Darüber läßt sich trefflich diskutieren, und in den Interviews im Buch geschieht dies recht unterhaltsam, wenn auch nicht immer genau genug. Foersters Staunen, Neugier und kreatives Hinterfragen vermeintlicher Selbstverständlichkeiten und seine Formulierungsgabe rücken Themen der Wissenschaft, Erkenntnistheorie und Ethik zwar immer wieder in ein überraschendes Licht, allerdings wäre des öfteren ein Argument besser als ein Bonmot.

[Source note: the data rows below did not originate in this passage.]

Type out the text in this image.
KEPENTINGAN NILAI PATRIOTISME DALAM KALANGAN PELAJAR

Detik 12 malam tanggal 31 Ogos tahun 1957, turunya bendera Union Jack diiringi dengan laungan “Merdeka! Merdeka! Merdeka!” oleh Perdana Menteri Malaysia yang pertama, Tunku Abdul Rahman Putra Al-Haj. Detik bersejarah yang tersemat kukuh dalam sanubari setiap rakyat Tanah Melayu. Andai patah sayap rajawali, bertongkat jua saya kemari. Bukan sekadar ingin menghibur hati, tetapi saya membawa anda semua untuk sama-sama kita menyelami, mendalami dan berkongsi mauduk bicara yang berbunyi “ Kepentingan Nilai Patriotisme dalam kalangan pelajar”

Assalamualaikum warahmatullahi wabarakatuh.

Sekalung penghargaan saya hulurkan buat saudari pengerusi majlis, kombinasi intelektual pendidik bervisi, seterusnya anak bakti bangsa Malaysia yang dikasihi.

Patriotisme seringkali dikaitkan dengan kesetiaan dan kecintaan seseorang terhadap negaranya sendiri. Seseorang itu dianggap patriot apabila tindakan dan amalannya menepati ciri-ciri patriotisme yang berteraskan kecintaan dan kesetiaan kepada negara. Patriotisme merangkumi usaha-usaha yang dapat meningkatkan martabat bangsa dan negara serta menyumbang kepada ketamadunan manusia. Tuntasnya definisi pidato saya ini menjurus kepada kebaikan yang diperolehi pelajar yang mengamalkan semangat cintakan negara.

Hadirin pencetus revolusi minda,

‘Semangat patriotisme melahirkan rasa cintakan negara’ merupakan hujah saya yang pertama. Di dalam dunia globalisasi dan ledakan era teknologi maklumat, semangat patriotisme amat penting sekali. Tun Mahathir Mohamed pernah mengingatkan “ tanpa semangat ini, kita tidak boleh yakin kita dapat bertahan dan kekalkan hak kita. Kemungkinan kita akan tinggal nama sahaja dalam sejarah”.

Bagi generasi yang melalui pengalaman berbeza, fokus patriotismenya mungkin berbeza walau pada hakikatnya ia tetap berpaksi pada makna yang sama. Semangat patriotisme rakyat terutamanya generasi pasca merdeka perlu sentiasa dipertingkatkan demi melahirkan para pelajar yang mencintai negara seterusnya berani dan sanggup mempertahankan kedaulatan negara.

Die Leichtigkeit, mit der Foerster manche Probleme vom Tisch fegt, macht mißtrauisch. So erscheint es zweifelhaft, ob Erklärungsversuche wirklich das Staunen über die Natur der Dinge untergraben. Von der Fiktion letzter Erkenntnisse und Begründungen sollte man sich zwar in der Tat verabschieden. Doch Foerster schüttet das Kind mit dem Bade aus, wenn er am liebsten den Wahrheitsbegriff eliminieren möchte, weil der die Erfindung eines Lügners sei, der die Menschen entzweie. Diese Behauptung widerlegt sich selbst, wenn sie einen Wahrheitsanspruch hat, anderenfalls führt sie in eine belanglose Beliebigkeit.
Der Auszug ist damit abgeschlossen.